One big fly in their argument, however, is that they overlook the results from non-laboratory evolution that I give in the book. Every species that has been examined in sufficient detail so far shows the same pattern as seen in lab results. For example, I open the book with a discussion of polar bear evolution. About two-thirds to three-quarters of the most highly selected genes that separated the polar bear from the brown bear are estimated by computer methods to have experienced mutations that were functionally damaging. (Some other reviewers questioned this. I showed why they are mistaken here .) Similar results were seen for the woolly mammoth. Neither of those species evolved in the laboratory. Except for the sickle mutation (which itself is a desperate remedy), all mutations selected in the wild in humans for resistance to malaria are degradative. Dog breed evolution, which has been touted as a great stand-in for selection in the wild, is mostly degradative, and lots of breeds have health problems.

We have the polar bear example again, which I think at best could be described as “ambiguous”. Certainly what Behe says about 2/3rds to 3/4ths of mutations being predicted to be damaging based on the Polyphen predictions has been discredited.

Then we have the example of the woolly mammoth - Behe cites Lynch et al. (2015) for this. In his book, Behe says of this paper:

“Analysis showed, however, that of the approximately two thousand amino-acid residues found to be mutated in mammoths, about five hundred were likely to be damaging.64 Another three hundred changes couldn’t be decided, but a chunk of them too may be damaging. What’s more, a further twenty-six genes were shown to be seriously degraded, many of which (as with the polar bear) were involved in fat metabolism, critical in the extremely cold environments that the mammoth roamed.”

It seems that these figures of “five hundred” and “three hundred” changes being likely damaging/unknown but maybe damaging also come from Polyphen predictions, which are flawed for the same reason as Behe’s claims about the polar bear mutations are.

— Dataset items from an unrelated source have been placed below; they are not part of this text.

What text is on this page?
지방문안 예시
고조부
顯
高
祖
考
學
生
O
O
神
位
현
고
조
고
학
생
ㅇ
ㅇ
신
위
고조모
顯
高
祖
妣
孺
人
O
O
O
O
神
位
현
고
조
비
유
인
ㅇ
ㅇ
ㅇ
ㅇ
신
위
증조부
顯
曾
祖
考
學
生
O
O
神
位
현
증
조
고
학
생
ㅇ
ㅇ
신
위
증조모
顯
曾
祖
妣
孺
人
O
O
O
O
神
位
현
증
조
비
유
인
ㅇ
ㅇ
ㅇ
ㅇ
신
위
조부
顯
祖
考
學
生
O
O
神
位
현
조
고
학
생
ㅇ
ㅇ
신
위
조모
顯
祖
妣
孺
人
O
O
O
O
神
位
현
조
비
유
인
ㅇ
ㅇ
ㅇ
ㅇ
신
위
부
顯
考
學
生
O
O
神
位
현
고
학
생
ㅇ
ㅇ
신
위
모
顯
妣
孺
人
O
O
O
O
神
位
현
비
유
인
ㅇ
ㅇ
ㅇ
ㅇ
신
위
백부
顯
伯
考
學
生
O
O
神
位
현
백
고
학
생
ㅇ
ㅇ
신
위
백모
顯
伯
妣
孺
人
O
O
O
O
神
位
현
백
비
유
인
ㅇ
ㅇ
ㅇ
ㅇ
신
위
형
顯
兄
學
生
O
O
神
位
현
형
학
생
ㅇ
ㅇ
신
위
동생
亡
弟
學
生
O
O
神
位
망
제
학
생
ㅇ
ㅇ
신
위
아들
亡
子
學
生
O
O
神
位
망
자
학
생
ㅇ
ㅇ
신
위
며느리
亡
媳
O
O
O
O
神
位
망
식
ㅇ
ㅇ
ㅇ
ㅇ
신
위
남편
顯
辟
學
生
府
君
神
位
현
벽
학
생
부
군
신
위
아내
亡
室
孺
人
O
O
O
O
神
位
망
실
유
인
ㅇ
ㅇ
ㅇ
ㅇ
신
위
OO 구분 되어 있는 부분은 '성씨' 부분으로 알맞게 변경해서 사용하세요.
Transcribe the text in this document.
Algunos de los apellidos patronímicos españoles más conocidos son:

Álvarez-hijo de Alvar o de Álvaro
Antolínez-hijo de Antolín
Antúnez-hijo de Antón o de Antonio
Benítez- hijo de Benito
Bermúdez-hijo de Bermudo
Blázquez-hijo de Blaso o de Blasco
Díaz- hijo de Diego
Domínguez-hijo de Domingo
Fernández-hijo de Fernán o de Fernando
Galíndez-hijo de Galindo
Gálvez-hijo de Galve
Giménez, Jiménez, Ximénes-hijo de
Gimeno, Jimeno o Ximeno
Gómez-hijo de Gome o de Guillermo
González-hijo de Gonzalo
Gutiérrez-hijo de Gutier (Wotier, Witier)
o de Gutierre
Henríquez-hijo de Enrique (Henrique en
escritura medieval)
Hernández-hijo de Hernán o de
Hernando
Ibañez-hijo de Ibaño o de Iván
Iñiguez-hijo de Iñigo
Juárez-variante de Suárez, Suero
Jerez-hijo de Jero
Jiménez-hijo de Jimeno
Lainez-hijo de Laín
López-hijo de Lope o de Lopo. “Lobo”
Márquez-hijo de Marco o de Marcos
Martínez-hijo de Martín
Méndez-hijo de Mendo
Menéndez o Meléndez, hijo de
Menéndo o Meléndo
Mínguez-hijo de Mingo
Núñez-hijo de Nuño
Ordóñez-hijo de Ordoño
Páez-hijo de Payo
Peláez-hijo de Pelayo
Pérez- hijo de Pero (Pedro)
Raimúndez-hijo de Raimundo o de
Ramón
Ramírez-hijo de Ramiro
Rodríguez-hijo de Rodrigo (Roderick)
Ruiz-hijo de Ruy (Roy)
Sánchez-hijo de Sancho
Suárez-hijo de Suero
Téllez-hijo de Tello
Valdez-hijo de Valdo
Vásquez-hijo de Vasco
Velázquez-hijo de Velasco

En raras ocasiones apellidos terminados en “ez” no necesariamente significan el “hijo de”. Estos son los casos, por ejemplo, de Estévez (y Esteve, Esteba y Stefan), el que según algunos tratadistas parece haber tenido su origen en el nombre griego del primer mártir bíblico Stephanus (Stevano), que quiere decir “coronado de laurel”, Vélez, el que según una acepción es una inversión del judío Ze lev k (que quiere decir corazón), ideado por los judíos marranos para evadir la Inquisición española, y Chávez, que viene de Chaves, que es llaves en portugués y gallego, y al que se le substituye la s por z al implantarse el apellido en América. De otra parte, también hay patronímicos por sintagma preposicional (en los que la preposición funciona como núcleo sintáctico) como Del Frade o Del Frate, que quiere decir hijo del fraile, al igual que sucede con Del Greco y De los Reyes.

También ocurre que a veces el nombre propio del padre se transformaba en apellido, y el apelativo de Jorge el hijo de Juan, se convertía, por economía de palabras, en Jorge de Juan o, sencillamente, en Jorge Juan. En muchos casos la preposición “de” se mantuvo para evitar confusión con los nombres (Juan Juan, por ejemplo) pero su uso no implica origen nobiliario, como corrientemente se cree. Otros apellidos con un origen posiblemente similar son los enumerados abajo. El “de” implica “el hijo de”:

I’m quite surprised how heavily Behe leans on Polyphen predictions to make his case (they form the basis of his top two go-to examples of real-world degradation-driven evolution in nature). It’s also quite telling that AFAIK, Behe hasn’t responded on the subject of the significance of Polyphen anywhere yet, despite writing responses to arguments that included criticisms of his interpretation of these predictions.

I think it’s fair to say that his last example of dog breeds is pretty inane, so that just leaves human mutations that provide resistance to malaria. Worth a new thread to discuss?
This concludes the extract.